Appels en absence: une mise en scène mordante et inventive
Par Florence Gopikian Yérémian – bscnews.fr/ Tandis que Jane mange tranquillement sa bisque de homard à la terrasse d’un café, elle est importunée par le portable de son voisin. Celui-ci sonne continuellement sans que son propriétaire ne daigne répondre et pour cause: l’homme qui se trouve si paisiblement assis en face d’elle vient de mourir!
Prise de panique, Jane appelle les secours mais c’est peine perdue car l’inconnu nommé Gordon a bel et bien passé l’arme à gauche. Sans trop savoir pourquoi la jeune femme s’approprie le portable du macchabée et commence à répondre à tous ses appels en prétendant être une amie. Peu à peu les secrets de Gordon s’immiscent dans le quotidien de Jane qui pousse sa singulière intrusion jusqu’à vouloir rencontrer la famille du défunt. Accueillie comme une intime, elle séduit le frère de Gordon qui, à son tour, ne la laisse pas indifférente. Redonnant un sens à sa vie insipide, Jane va cependant tomber des nues en découvrant la face cachée du trépassé…

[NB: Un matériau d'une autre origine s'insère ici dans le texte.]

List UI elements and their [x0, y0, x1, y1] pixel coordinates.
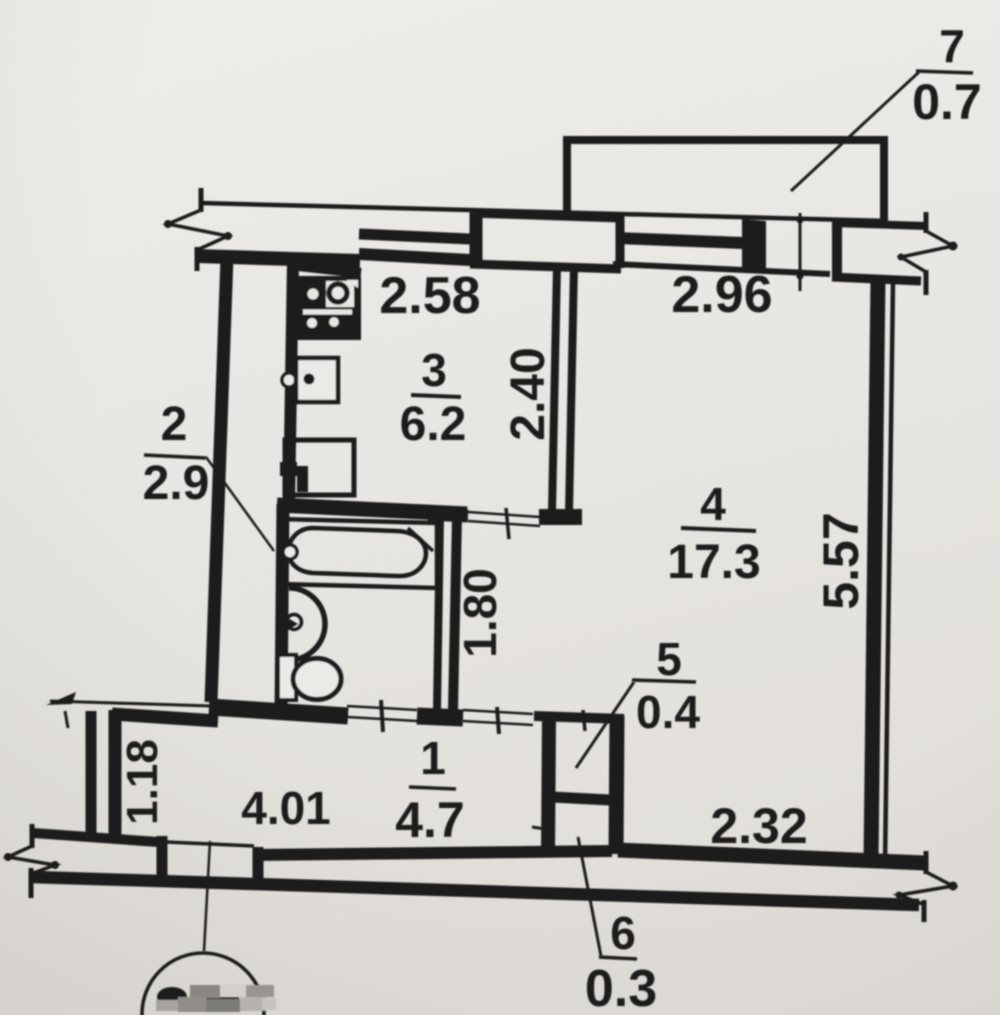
- svg-text:2.40: 2.40: [502, 347, 555, 440]
- svg-text:4.7: 4.7: [395, 792, 465, 848]
- svg-text:0.3: 0.3: [585, 960, 657, 1015]
- svg-text:0.4: 0.4: [636, 686, 700, 738]
- svg-text:6.2: 6.2: [400, 398, 467, 451]
- svg-text:1.80: 1.80: [454, 568, 506, 658]
- svg-text:0.7: 0.7: [912, 74, 982, 130]
- svg-text:4: 4: [700, 478, 726, 530]
- svg-text:17.3: 17.3: [667, 536, 760, 589]
- svg-text:2.96: 2.96: [671, 266, 772, 324]
- svg-text:3: 3: [421, 344, 447, 396]
- svg-text:5: 5: [656, 633, 682, 685]
- svg-text:7: 7: [939, 20, 965, 72]
- svg-text:4.01: 4.01: [241, 782, 331, 834]
- svg-text:2.58: 2.58: [379, 267, 480, 325]
- svg-text:2.9: 2.9: [143, 457, 210, 510]
- svg-text:2: 2: [161, 398, 188, 451]
- svg-text:1: 1: [420, 732, 446, 784]
- svg-text:5.57: 5.57: [813, 512, 869, 609]
- svg-text:6: 6: [610, 907, 636, 959]
- svg-text:1.18: 1.18: [118, 739, 167, 825]
- svg-text:2.32: 2.32: [710, 798, 807, 854]
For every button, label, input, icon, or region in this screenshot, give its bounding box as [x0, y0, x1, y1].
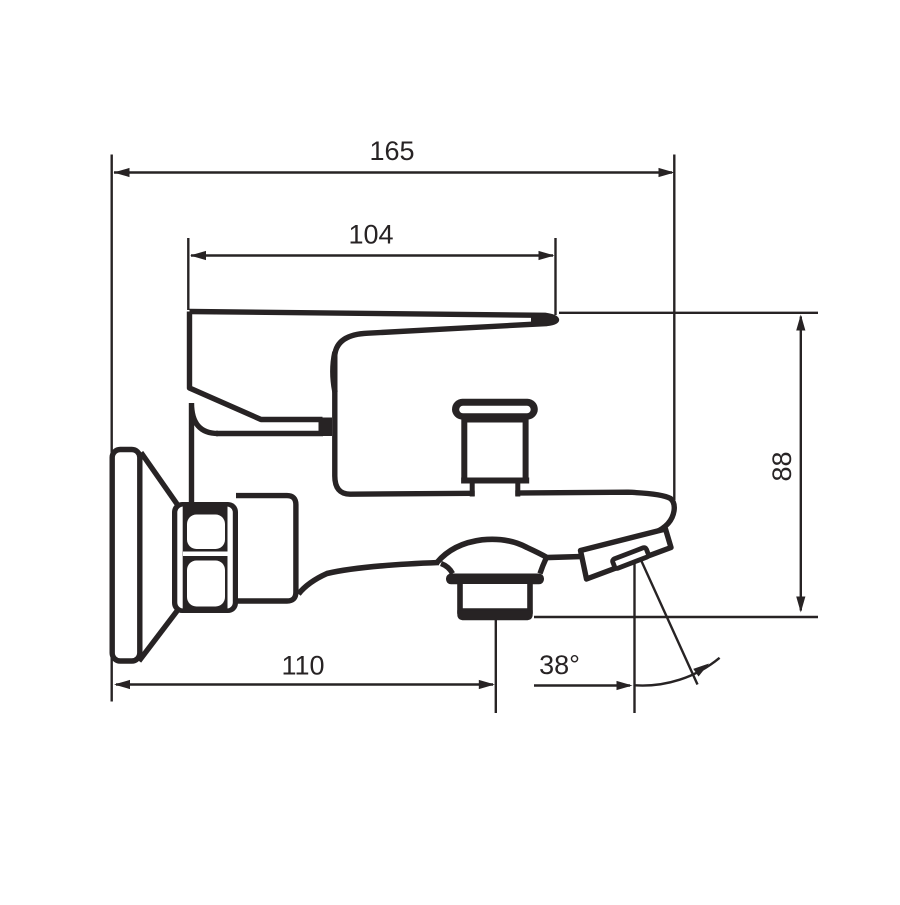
svg-text:165: 165 — [369, 136, 414, 166]
svg-text:38°: 38° — [539, 650, 580, 680]
svg-text:110: 110 — [281, 651, 324, 681]
svg-text:104: 104 — [348, 220, 393, 250]
svg-text:88: 88 — [767, 451, 797, 481]
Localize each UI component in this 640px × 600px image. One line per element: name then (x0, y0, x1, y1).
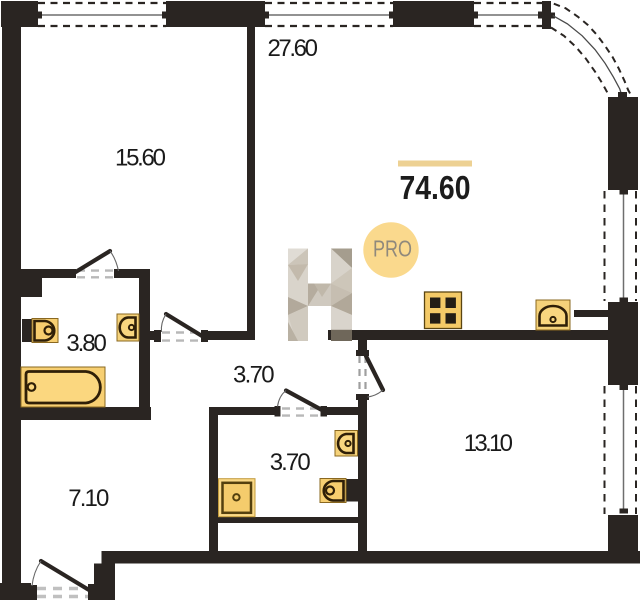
svg-text:PRO: PRO (373, 235, 412, 261)
svg-text:3.70: 3.70 (233, 362, 275, 389)
svg-text:7.10: 7.10 (68, 485, 109, 512)
svg-text:13.10: 13.10 (464, 430, 513, 457)
svg-text:74.60: 74.60 (400, 169, 471, 206)
svg-text:3.70: 3.70 (270, 449, 311, 476)
svg-text:27.60: 27.60 (267, 35, 318, 62)
svg-text:3.80: 3.80 (66, 330, 106, 357)
svg-text:15.60: 15.60 (115, 145, 166, 172)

Cette pétillante comédie mise en scène par Emily Wilson est non seulement ponctuée d’appels téléphoniques mais également de beaucoup d’humour. Menée avec finesse par six comédiens dynamiques, elle offre au public une parenthèse originale superbement orchestrée. Au coeur de cette troupe internationale se distingue Nathalie Baunaure: aussi sympathique que fluette, elle incarne la figure de Jane avec une simplicité et une bonhomie désarmante. Dans ses habits couleur salade, cette végétarienne déborde en effet de bienveillance et de sentimentalité. Semblable à une bonne étoile qui scintille de mille mensonges, elle invente les dernières paroles du mort, console à tout va chaque membre de sa famille et n’hésite pas à distribuer de faux cadeaux d’adieu de la part du disparu! Face à ce petit bout de femme un brin trouillarde s’élève l’imposante figure de Madame Gottlieb (Dorli Lamar), la théâtrale mère de Gordon. Hautaine et sidérante de mépris, cette élégante matriarche n’a de cesse de se mettre en scène même lorsqu’elle fait le deuil de son pauvre fils…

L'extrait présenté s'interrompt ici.